U.S. Occupational Safety and Health Administration officials recently expressed increasing concern about suicides and opioid-related deaths in the construction sector. But there are guidelines specific to high-risk sectors such as construction and mining that are better developed than other industries because of the prevalence of suicide, Ms. Connell said.

“It’s the working in isolation, the disruption to sleep cycles, working the long hours at night that are all sometimes contributing factors to the high risks,” she said. “And the pressures and the stakes are high.”

Historical risk factors include a prior suicide attempt, a history of abuse, neglect or trauma, a history of mental health issues, chronic disease or disability and a family history, while acute risk factors include suicidal statements or expressions, feelings of hopeless or failure, current mental health issues or behavioral or mood changes, she said.

“This is a great place for communities and workplaces to provide education to managers, to co-workers, on knowing what the warning signs are either verbally or behaviorally of individuals that may put somebody at increased risk for suicide,” she said. “Although it’s important to think about mental health issues, there are many other important factors at play.”

For example, physical health problems and job/financial problems were common contributing stressors to suicide ideation among both individuals without mental health conditions — 23.2% and 15.6%, respectively — and those with mental health conditions — 21.4% and 16.8%, respectively, according to CDC data.

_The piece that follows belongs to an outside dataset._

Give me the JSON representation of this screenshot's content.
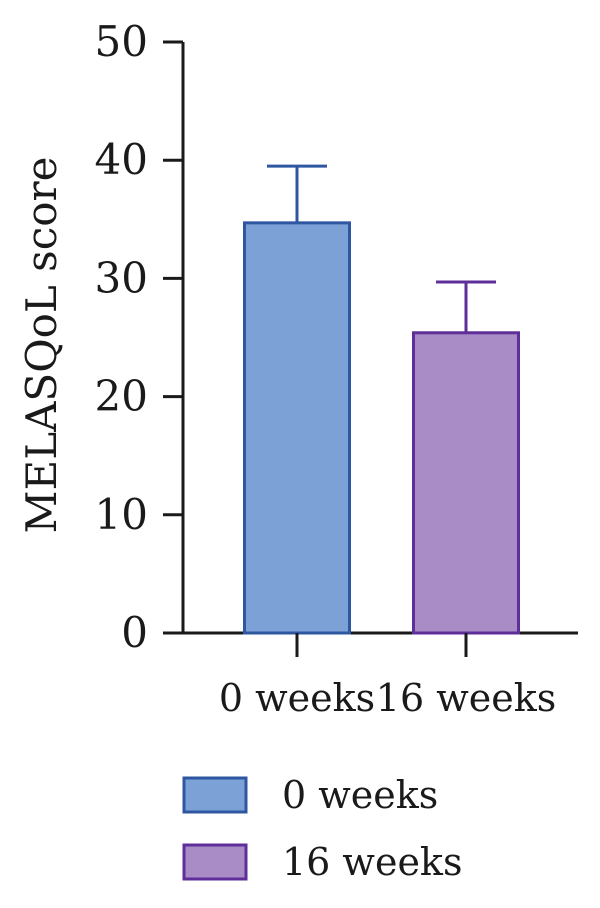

Employers need to ask themselves several questions to gauge their readiness to deal with suicide risks: Do they have a workplace suicide prevention program, what policies or procedures do they have in place for at-risk employees, do they have a plan for after a suicide or an attempted suicide, do they have an employee assistance program or mental health program visible at the workplace, do they provide education or training on suicide prevention and mental health, do they have specialized suicide prevention training for human resources, managers and EAP providers and do they have a culture of caring?

For employers that have EAP or training programs, “how familiar are your employees with these resources?” she said. “Is it part of your culture to promote mental health awareness? Is it part of your communication to talk about suicide? It’s not just having these policies and procedures in place (and) checking the boxes. It’s really putting them into practice and being active in suicide prevention.”

Suicide affects individuals differently, and some colleagues of a person who committed suicide may choose to cope by not coming to the workplace, she said.

“Your workplace has to be prepared to support everybody in the environment in the manner that is needed to help each and every person get through the aftereffect, the shock of the suicide,” she said. “The first 72 hours after a suicide are critical, and before a suicide ever happens or impacts your workplace, you want to have assembled your care support team and know what your resources are. That shouldn’t be happening once a suicide has taken place.”